Commissioners hear of $9 million proposed for jail, law enforcement; Fiscal 2000 figure could rise depending on moves in Assembly

THE BALTIMORE SUN

The cost of law enforcement and jailing offenders in Carroll will rise to nearly $9 million in fiscal 2000, the county commissioners learned yesterday during informal budget meetings with state police and the county sheriff.

That figure could climb if pending legislation in Annapolis increases salaries and benefits for troopers, or fails to hold an expected 1.26 percent rise in retirement benefits, state police officials said yesterday.

Resident troopers serve as Carroll County's main police force. Their salaries and benefits, patrol cruisers, gasoline and other costs are paid by the county.

Included in the county cost is reimbursement to the state for indirect expenses, such as personnel training, car and equipment repairs, said Carl Banaszewski, state police budget director.

If the budget proposal submitted yesterday by Banaszewski and Lt. Jack Bowman, coordinator of the state police Resident Trooper Program, is not changed by legislation, the county's cost for police and jail services will increase by $502,000 over fiscal 1999.
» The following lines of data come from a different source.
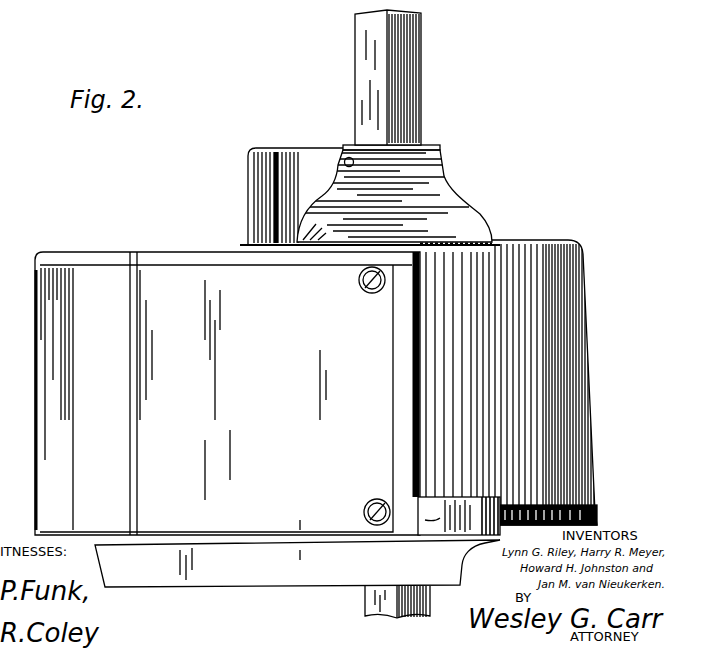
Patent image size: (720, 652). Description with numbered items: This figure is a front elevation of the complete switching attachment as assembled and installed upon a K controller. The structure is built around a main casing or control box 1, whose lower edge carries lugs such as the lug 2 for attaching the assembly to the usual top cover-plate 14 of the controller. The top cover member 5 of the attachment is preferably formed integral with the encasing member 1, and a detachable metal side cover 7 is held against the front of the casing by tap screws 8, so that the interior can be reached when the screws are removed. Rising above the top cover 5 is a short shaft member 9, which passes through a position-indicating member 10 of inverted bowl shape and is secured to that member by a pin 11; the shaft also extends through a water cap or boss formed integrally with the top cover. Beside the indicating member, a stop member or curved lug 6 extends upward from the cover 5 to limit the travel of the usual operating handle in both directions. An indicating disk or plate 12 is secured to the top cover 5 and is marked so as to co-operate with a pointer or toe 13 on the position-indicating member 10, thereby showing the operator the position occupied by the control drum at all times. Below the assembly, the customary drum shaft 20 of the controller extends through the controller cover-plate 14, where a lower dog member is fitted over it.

The main casing or control box 1 is at (584, 412).
The lug 2 is at (462, 528).
The top cover member 5 is at (126, 252).
The stop member or curved lug 6 is at (258, 178).
The detachable metal side cover 7 is at (45, 422).
The tap screws 8 is at (362, 290).
The short shaft member 9 is at (421, 57).
The position-indicating member 10 is at (465, 204).
The pin 11 is at (348, 157).
The indicating disk or plate 12 is at (511, 241).
The pointer or toe 13 is at (319, 236).
The top cover-plate 14 is at (233, 588).
The drum shaft 20 is at (380, 604).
Resident troopers will account for $121,000 of the increase.

Sheriff's services account for $183,000 of the increase, and the detention center accounts for the remaining $198,000.

Banaszewski said 11 state police patrol cars must be replaced in the fleet of 46 because they have "well above 100,000 miles on them." Three new cars would cost $80,000, he said.

Sheriff Kenneth L. Tregoning submitted a $5 million budget -- $1.7 million for sheriff's services and $3.3 million for detention center operations.

Still unresolved on Tregoning's wish list is a request for $46,000 to hire a fiscal specialist. Tregoning said a specialist would free Warden Mason Waters and other staff for police business.

Tregoning and Waters lobbied to have the county's "171 program" eliminated. The program prohibits deputies and correctional officers from collecting overtime unless they work at least 171 hours in a 28-day period.

"It's unfair and unpopular," Tregoning said. "It hurts staff morale."

Tregoning said he would hold open a vacancy if the commissioners would eliminate the program and provide that money for overtime costs for a year.

"We want to show you for one year that we can [control overtime costs] and are asking that you eliminate '171,' after we have proven we can," he said.

Waters also asked for $35,000 to hire a second correctional counselor.

He told the commissioners the ratio of one counselor to an average 180 inmates is unacceptable. The counselor-inmate ratio is lower in other counties, he noted.

Gouge and Dell questioned Tregoning and Waters on two concerns: the proposed housing of U.S. Department of Immigration and Naturalization Service prisoners awaiting deportation trials and the screening of inmates allowed work-release.

He said that because Carroll's judges had agreed to recommend and not order work-release for defendants, his staff has conducted the screening and experienced fewer problems.

The number of inmates on work-release is 46, down from about 60 when Tregoning took office in December.

The loss in revenue -- inmates on work-release pay the county $70 a week for the privilege -- will more than be covered by a saving in overtime costs. Deputies track down inmates who walk off their jobs and don't return, Tregoning said.

He also noted that housing 16 illegal immigrants would net the county $325,000 a year, offsetting additional costs for fiscal 2000.

Tregoning said he understood that a contract has been approved by INS officials.

Earlier yesterday, the commissioners approved Carroll Community College's plans for two buildings that will house an art gallery, fitness center, business and industry center and general classrooms.

The $13 million project is in the capital budget and did not need funding approval by commissioners yesterday. The college did need the commissioners' approval of the blueprints, however, before they could be sent to the state's Department of General Services. All three commissioners voted to approve the plans.

The county's Office of Management and Budget has recommended a 3 percent increase -- $79,000 -- for the college in the year 2000 budget, bringing the county's support for the college to $2.7 million.

College President Joseph F. Shields, who is retiring June 30, told the commissioners he appreciated their support.

"I just want to thank you for eight good years," he said. "I could turn to you any time and everything the college wanted to do was supported."

Faye Pappalardo, former vice president of academic affairs, will succeed Shields, taking over July 1.

Sun staff writer Kristine Henry contributed to this article.